A soundless scream came, like the tearing of dimensions, and the invader was gone.
Joshua Wolfe hung in space. He was enormous, he was subatomic. He felt the rhythm around him, normal, strange, warm, cold, dark, light.
Stars were above, below, next to him. He studied them for a long time. Some he knew, others were strange. Far in the distance was a familiar yellow star. He approached it, saw its nine worlds. He leaned over one, blue, green, and white, and knew it for his birthplace.
Wolfe stretched out a hand to touch Earth.
His nose tickled.
Joshua Wolfe was on the bridge of the Grayle. Behind him, the Lumina rotated, sending its comfortable, familiar colors around the control room. Wolfe thought of a ceiling, of an artist. His nose still tickled.
He scratched it.
Then he burst into laughter, great, booming waves of total amusement.
CHAPTER TWENTY-TWO
The Grayle orbited a system that had lived and died long before Man, a system without a name, only a number. Its planets had been devoured when the sun went nova, and now there was nothing but the dying star and a tiny starship.
Wolfe relaxed in a chair, gazing at the screen in front of him. He poured the last of the bottle of Hubert Dayton he’d husbanded in the ship’s safe for years, savored its burn, tasted the grapes of Gascony, remembered a winding road, a girl’s laughter, the acrid smell of woodsmoke as the pruned vines burned, a cold wind coming down from the massif, a storm minutes behind, and the welcome flicker of the fire in the tiny cottage ahead.
“A long time ago,” he said, lifting the snifter in a toast. “Quite a run,” he said. “They gave me quite a run indeed.”
A Une from the long-dead poet came:
“In my end is my beginning.”
He said the words aloud in Terran, then again in Al’ar. Something that might have been a smile came and went on his lips. He drained the snifter.
Wolfe stood.
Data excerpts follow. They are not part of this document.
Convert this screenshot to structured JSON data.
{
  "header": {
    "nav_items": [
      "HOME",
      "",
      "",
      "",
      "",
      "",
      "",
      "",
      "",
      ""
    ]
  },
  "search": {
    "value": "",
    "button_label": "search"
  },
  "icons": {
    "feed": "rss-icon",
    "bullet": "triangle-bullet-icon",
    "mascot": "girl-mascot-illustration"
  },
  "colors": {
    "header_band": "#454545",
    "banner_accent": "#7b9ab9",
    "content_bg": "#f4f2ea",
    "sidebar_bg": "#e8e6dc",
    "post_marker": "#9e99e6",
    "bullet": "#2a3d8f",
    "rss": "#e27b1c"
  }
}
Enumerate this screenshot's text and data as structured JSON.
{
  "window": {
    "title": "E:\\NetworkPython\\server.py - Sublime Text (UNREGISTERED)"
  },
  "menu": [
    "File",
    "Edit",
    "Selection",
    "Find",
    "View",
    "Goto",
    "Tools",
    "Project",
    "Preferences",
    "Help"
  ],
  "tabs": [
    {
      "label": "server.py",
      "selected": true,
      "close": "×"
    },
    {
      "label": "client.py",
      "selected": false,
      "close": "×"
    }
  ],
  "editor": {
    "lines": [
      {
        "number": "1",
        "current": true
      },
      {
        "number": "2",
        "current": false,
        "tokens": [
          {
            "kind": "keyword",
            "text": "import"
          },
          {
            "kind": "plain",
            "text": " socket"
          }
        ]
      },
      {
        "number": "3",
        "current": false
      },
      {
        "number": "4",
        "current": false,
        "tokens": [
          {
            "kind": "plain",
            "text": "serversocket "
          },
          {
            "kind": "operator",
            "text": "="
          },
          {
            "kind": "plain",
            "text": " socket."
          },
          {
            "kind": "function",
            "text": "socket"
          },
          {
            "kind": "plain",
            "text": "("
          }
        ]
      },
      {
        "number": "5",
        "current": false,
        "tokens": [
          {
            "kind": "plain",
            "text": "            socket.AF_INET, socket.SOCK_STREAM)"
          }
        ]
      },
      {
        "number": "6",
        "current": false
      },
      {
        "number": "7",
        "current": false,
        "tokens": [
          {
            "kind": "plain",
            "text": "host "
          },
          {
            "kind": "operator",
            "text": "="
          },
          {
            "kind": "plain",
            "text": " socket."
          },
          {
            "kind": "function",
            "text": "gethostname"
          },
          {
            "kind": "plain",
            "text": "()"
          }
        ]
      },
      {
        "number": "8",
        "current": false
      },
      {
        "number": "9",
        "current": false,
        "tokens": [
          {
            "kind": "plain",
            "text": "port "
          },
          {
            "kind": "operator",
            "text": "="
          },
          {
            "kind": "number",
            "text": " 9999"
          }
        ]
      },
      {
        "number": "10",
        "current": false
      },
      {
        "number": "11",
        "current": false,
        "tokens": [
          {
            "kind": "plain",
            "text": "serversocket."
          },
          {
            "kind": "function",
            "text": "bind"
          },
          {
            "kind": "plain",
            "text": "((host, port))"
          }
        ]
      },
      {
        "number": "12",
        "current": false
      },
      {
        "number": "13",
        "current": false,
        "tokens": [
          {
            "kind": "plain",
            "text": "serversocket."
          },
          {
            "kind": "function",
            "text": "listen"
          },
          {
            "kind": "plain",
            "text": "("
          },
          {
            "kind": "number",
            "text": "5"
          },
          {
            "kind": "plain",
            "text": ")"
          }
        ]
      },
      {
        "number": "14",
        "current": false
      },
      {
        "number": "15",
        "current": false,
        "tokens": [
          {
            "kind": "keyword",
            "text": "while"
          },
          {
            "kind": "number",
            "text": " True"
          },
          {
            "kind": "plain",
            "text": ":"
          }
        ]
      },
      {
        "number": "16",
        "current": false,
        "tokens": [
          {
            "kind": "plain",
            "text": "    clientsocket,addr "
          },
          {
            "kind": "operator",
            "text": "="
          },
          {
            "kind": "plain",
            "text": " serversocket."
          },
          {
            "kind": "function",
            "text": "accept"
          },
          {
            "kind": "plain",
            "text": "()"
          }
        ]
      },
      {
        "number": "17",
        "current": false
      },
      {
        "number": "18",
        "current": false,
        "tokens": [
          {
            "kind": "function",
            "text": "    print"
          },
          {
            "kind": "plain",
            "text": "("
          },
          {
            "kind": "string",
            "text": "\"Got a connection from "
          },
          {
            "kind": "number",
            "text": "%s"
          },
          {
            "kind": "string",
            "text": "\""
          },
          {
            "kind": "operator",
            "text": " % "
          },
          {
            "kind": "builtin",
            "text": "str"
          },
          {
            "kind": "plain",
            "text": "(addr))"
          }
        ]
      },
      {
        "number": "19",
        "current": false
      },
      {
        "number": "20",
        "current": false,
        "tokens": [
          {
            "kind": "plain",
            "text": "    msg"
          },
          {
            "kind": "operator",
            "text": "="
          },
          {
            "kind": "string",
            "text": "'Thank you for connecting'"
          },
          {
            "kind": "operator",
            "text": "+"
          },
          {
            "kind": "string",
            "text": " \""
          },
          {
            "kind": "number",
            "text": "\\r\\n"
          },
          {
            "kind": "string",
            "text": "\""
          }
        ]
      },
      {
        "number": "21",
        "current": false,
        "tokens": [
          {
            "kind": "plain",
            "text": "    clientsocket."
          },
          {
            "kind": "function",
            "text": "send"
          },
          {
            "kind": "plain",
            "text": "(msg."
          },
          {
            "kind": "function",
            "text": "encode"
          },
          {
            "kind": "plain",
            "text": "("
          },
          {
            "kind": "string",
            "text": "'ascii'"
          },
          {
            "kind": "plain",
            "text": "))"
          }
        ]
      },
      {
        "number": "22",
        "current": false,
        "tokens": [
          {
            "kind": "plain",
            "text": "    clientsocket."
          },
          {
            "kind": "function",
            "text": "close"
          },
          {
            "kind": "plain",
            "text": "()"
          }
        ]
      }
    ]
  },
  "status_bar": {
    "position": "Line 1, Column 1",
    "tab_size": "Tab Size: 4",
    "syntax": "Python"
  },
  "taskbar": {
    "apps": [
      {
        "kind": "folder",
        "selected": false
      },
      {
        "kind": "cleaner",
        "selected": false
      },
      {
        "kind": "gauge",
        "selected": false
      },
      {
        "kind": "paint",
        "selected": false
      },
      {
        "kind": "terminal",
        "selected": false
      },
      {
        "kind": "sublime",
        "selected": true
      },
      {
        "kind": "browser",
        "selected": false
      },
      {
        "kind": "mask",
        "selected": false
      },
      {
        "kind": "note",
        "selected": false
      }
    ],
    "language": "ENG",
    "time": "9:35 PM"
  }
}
He gave a series of coordinates.
“Understood,” the Grayle said. “Awaiting your command.”
The flames of the red giant reached for him, welcoming. “Go.” The ship’s drive hummed to life.
He crossed his arms across his chest, brought them slowly out, palm up, as his breathing slowed. The Great Lumina roared life, incandescent as never before. The bits of matter that had been Joshua Wolfe stilled, were motionless.
Joshua Wolfe’s corpse slid to the deck. The slight smile still remained on his lips.
The Grayle, at full drive, plunged into the heart of the dying sun.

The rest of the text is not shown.